Schouteden's sun snake
- Conservation status: Vulnerable (IUCN 3.1)

Scientific classification
- Kingdom: Animalia
- Phylum: Chordata
- Class: Reptilia
- Order: Squamata
- Suborder: Serpentes
- Family: Colubridae
- Subfamily: Natricinae
- Genus: Helophis de Witte & Laurent, 1942
- Species: H. schoutedeni
- Binomial name: Helophis schoutedeni (de Witte, 1942)
- Synonyms: Pelophis schoutedeni de Witte, 1942; Helophis schoutedeni — de Witte & Laurent, 1942;

= Schouteden's sun snake =

- Authority: (de Witte, 1942)
- Conservation status: VU
- Synonyms: Pelophis schoutedeni , de Witte, 1942, Helophis schoutedeni , — de Witte & Laurent, 1942
- Parent authority: de Witte & Laurent, 1942

Species of snake

Schouteden's sun snake (Helophis schoutedeni) is a species of snake in the subfamily Natricinae of the family Colubridae.
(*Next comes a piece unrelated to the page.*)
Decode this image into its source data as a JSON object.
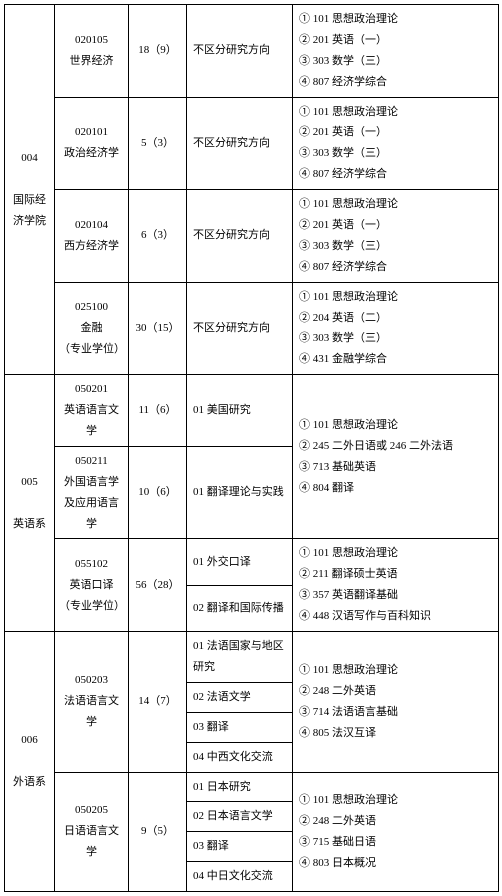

The species, which is monotypic in the genus Helophis, is endemic to Central Africa.

==Etymology==
The specific name, schoutedeni, is in honor of Belgian zoologist Henri Schouteden.

==Geographic range==
H. schoutedeni is found in the Democratic Republic of the Congo and Republic of the Congo.

==Description==
The holotype of H. schoutedeni has a total length of 540 mm, which includes a tail 81 mm long.